« Je ne parlerai pas avant qu’il ne soit parti »
Jeudi 27 mars 2026, dans l’enceinte de l’hospitality Red Bull, au cœur du paddock de Suzuka. Max Verstappen prend place pour la conférence de presse d’avant le Grand Prix du Japon. D’un regard circulaire, il balaye l’assistance et s’arrête net sur un visage familier : celui de Giles Richards, journaliste au Guardian depuis plus de vingt ans.
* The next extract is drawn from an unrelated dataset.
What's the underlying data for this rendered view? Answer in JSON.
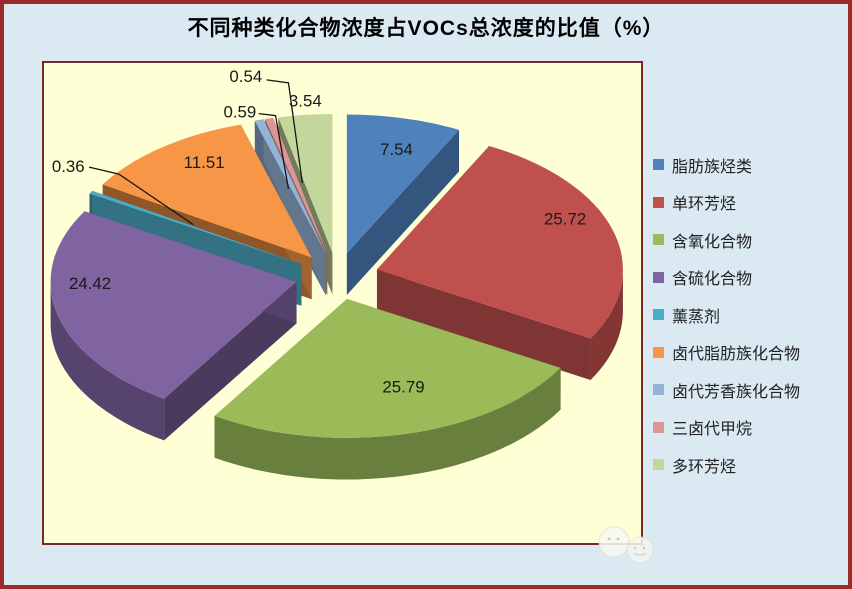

Sans détour, le ton monte. « Je ne parlerai pas avant qu’il ne soit parti », assène le Néerlandais, sans laisser place à la moindre ambiguïté.
Visiblement surpris, mais évitant soigneusement toute escalade, Giles Richards s’exécute et quitte la salle. Verstappen, comme si de rien n’était, déclare alors simplement : « Maintenant, nous pouvons commencer. » La conférence reprend son cours, comme si l’incident n’avait jamais eu lieu. Pourtant, en quelques minutes à peine, la scène a fait le tour du paddock.
Une rancœur née à Abu Dhabi en 2025
Pour saisir la portée de ce geste radical, il faut remonter au dernier Grand Prix de la saison 2025, à Abu Dhabi. Verstappen venait d’y remporter la course avec une maîtrise souveraine – sa huitième victoire de l’année –, mais Lando Norris, en terminant troisième, lui avait ravi le titre mondial pour seulement deux points (423 contre 421). Le Néerlandais avait ainsi manqué un cinquième sacre consécutif dans les ultimes tours du championnat, sans avoir pu influer sur le cours des événements ce jour-là.
Lors de la conférence de presse d’après-course, Giles Richards avait pris la parole. Sa question était directe : « Max, vous avez perdu le titre face à Lando pour deux points seulement. Avec le recul, regrettez-vous l’incident avec George Russell en Espagne ? »
La réponse de Verstappen avait été immédiate, cinglante : « Vous omettez tout ce qui a fait ma saison. La seule chose que vous mentionnez, c’est Barcelone. Je savais que cette question viendrait. Vous me faites ce sourire niais… Je ne sais pas. Oui, cela fait partie de la course. On apprend en vivant. Un championnat, c’est une saison de vingt-quatre Grands Prix. J’ai aussi reçu bien des cadeaux en deuxième partie de saison, vous pourriez aussi m’interroger là-dessus. »
L’incident de Barcelone, le péché originel
La question de Richards n’était pas anodine. Au Grand Prix d’Espagne 2025, Verstappen avait délibérément percuté la Mercedes de George Russell, dans une manœuvre qui avait choqué l’ensemble du paddock. Russell avait résumé la situation sans détour : « Mon point de vue ? Je me suis tout simplement fait rentrer dedans ! On voit ce genre de choses dans des jeux vidéo ou en karting, jamais en Formule 1. C’était intentionnel. »
Les commissaires avaient sanctionné Verstappen d’une , le reléguant de la cinquième à la dixième place, lui coûtant ainsi neuf points précieux. Trois points de pénalité avaient également été ajoutés à sa superlicence, portant son total à onze sur une période de douze mois – à un point seulement d’une suspension automatique.